Enclosures The types of enclosure that the disconnect switch mounts in is determined by the conditions existing in the area of installation. A general type of enclosure could only be used where there were no problems of moisture, dust, or explosive fumes. A rain-tight disconnect enclosure could be used in areas of moisture but not where dust or explosive fumes exists. An explosion-proof enclosure could be used in any locations

Fusible and Non-fusible Switches If the only purpose of a disconnect switch is to break the power supply, then a non-fusible disconnect switch should be used. But if a means of protection for the wire or equipment is needed, a fusible disconnect switch should be used with the proper fuse size. The selection of a fusible disconnect switch is determined by duty, enclosure type and size. Fuses are designed so that one size covers several different ampacities. The same size fuse can be purchased to cover from 1 to 30 amps, from 30 – 60 amps, from 70 – 100 amps, and from 100 – 200 amps. Disconnect switches are rated 30 amperes, 60 amperes, 100 amperes, 200 amperes, 400 amperes and 600 amperes.

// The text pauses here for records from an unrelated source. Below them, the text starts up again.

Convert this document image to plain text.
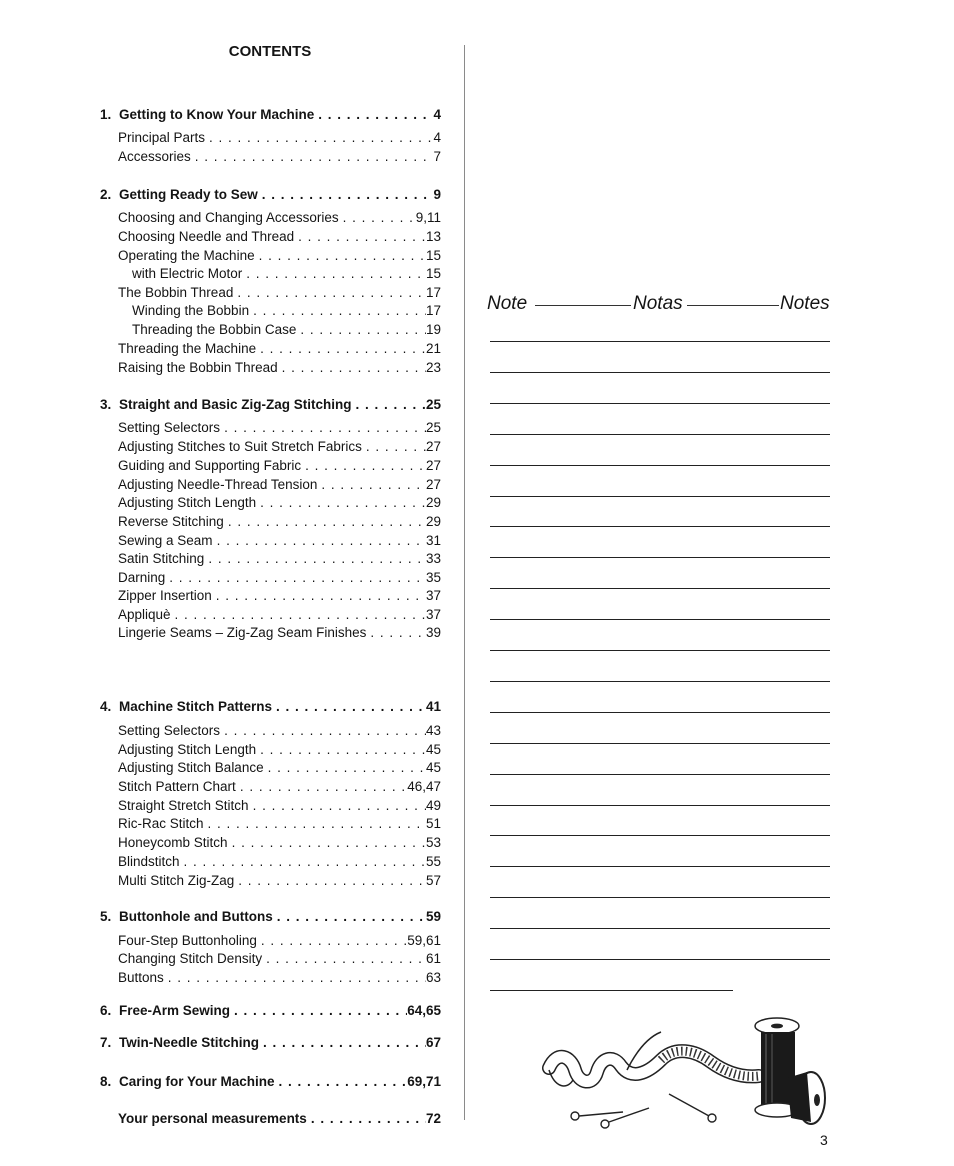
CONTENTS
1. Getting to Know Your Machine . . .	4
Principal Parts . . .	4
Accessories . . .	7
2. Getting Ready to Sew . . .	9
Choosing and Changing Accessories . . .	9,11
Choosing Needle and Thread . . .	13
Operating the Machine . . .	15
with Electric Motor . . .	15
The Bobbin Thread . . .	17
Winding the Bobbin . . .	17
Threading the Bobbin Case . . .	19
Threading the Machine . . .	21
Raising the Bobbin Thread . . .	23
3. Straight and Basic Zig-Zag Stitching . . .	25
Setting Selectors . . .	25
Adjusting Stitches to Suit Stretch Fabrics . . .	27
Guiding and Supporting Fabric . . .	27
Adjusting Needle-Thread Tension . . .	27
Adjusting Stitch Length . . .	29
Reverse Stitching . . .	29
Sewing a Seam . . .	31
Satin Stitching . . .	33
Darning . . .	35
Zipper Insertion . . .	37
Appliquè . . .	37
Lingerie Seams – Zig-Zag Seam Finishes . . .	39
4. Machine Stitch Patterns . . .	41
Setting Selectors . . .	43
Adjusting Stitch Length . . .	45
Adjusting Stitch Balance . . .	45
Stitch Pattern Chart . . .	46,47
Straight Stretch Stitch . . .	49
Ric-Rac Stitch . . .	51
Honeycomb Stitch . . .	53
Blindstitch . . .	55
Multi Stitch Zig-Zag . . .	57
5. Buttonhole and Buttons . . .	59
Four-Step Buttonholing . . .	59,61
Changing Stitch Density . . .	61
Buttons . . .	63
6. Free-Arm Sewing . . .	64,65
7. Twin-Needle Stitching . . .	67
8. Caring for Your Machine . . .	69,71
Your personal measurements . . .	72
Note	Notas	Notes
3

Fusible Load Centers Fusible load centers or breaker panels are electric panels that supply the circuits in the structure with power and protect those circuits with fuses. Air-conditioning technicians often find themselves working on fusible load centers when the owner of an older home decides to have air conditioning installed.

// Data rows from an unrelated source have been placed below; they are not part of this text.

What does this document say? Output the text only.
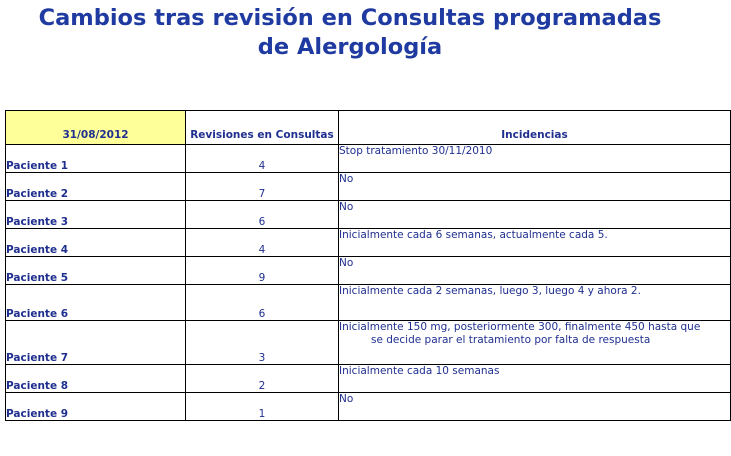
Cambios tras revisión en Consultas programadas
de Alergología
31/08/2012	Revisiones en Consultas	Incidencias
Paciente 1	4	Stop tratamiento 30/11/2010
Paciente 2	7	No
Paciente 3	6	No
Paciente 4	4	Inicialmente cada 6 semanas, actualmente cada 5.
Paciente 5	9	No
Paciente 6	6	Inicialmente cada 2 semanas, luego 3, luego 4 y ahora 2.
Paciente 7	3	Inicialmente 150 mg, posteriormente 300, finalmente 450 hasta que
se decide parar el tratamiento por falta de respuesta

Paciente 8	2	Inicialmente cada 10 semanas
Paciente 9	1	No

Breaker Panels Breakers are devices that detect any overload above their rating in a circuit and open the circuit automatically. The breaker must then be reset manually. Breakers are made with one, two or three poles. The poles denotes how many hot legs are being fed from the breaker to the appliance. A one-pole breaker supplies one hot leg and makes up a 120-volt-single-phase circuit. A two-pole breaker supplies two hot legs and make a 240-volt-single-phase circuit.

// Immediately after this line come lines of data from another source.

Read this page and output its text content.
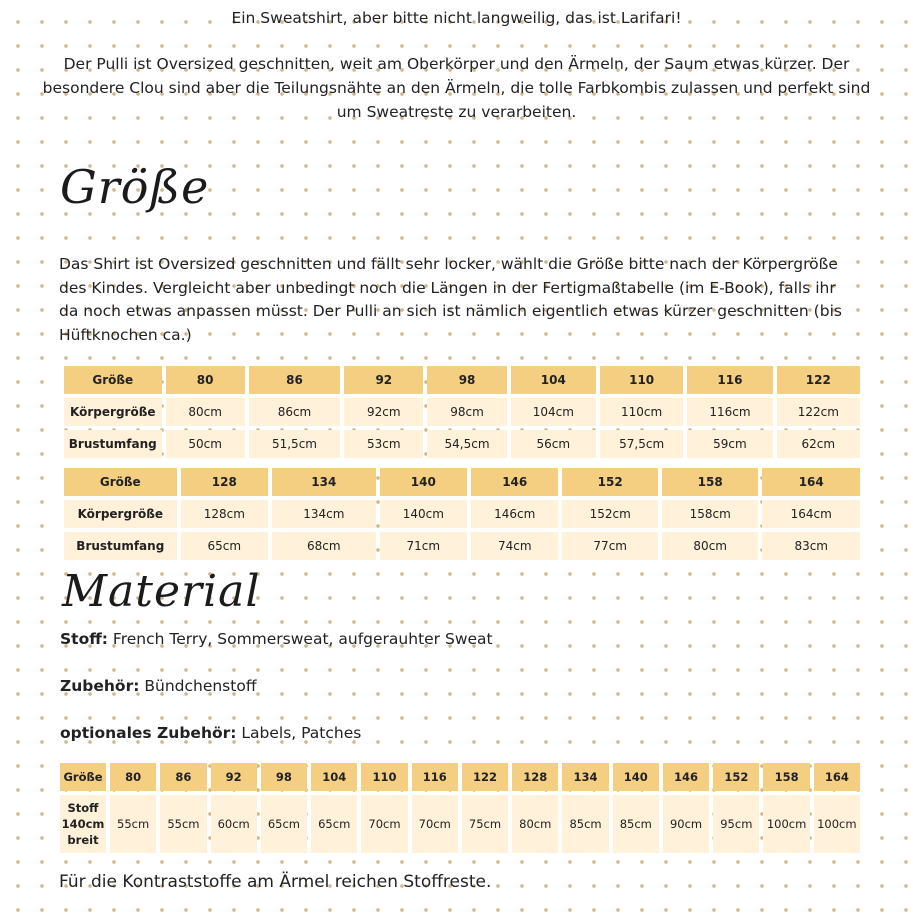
Ein Sweatshirt, aber bitte nicht langweilig, das ist Larifari!

Der Pulli ist Oversized geschnitten, weit am Oberkörper und den Ärmeln, der Saum etwas kürzer. Der besondere Clou sind aber die Teilungsnähte an den Ärmeln, die tolle Farbkombis zulassen und perfekt sind um Sweatreste zu verarbeiten.

Größe

Das Shirt ist Oversized geschnitten und fällt sehr locker, wählt die Größe bitte nach der Körpergröße des Kindes. Vergleicht aber unbedingt noch die Längen in der Fertigmaßtabelle (im E-Book), falls ihr da noch etwas anpassen müsst. Der Pulli an sich ist nämlich eigentlich etwas kürzer geschnitten (bis Hüftknochen ca.)

Größe	80	86	92	98	104	110	116	122
Körpergröße	80cm	86cm	92cm	98cm	104cm	110cm	116cm	122cm
Brustumfang	50cm	51,5cm	53cm	54,5cm	56cm	57,5cm	59cm	62cm
Größe	128	134	140	146	152	158	164
Körpergröße	128cm	134cm	140cm	146cm	152cm	158cm	164cm
Brustumfang	65cm	68cm	71cm	74cm	77cm	80cm	83cm
Material

Stoff: French Terry, Sommersweat, aufgerauhter Sweat

Zubehör: Bündchenstoff

optionales Zubehör: Labels, Patches

Größe	80	86	92	98	104	110	116	122	128	134	140	146	152	158	164
Stoff
140cm
breit	55cm	55cm	60cm	65cm	65cm	70cm	70cm	75cm	80cm	85cm	85cm	90cm	95cm	100cm	100cm

Für die Kontraststoffe am Ärmel reichen Stoffreste.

Construction Breaker panels are built in several different forms The breaker from different manufacturers do not usually fit each others’ panels. A main breaker provides a main switch in the panel and addes a means of overload protection for the entire panel. A breaker panel can be obtained with main lugs and no main breaker. Breaker panels are rated by how many amps the main lugs can carry and by the rating of the main breaker. Breaker panels are built for use with single-phase or three-phase systems and for 250 volts or 600 volts.

Installation The installation of a breaker into a breaker panel causes little or no trouble. Before installing a breaker in a panel, you should cut off the power supply to the panel.

Distribution Centers Distribution centers are designed to distribute the electrical supply to several places in a large structure. Their use in largely confined to commercial and industrial applications.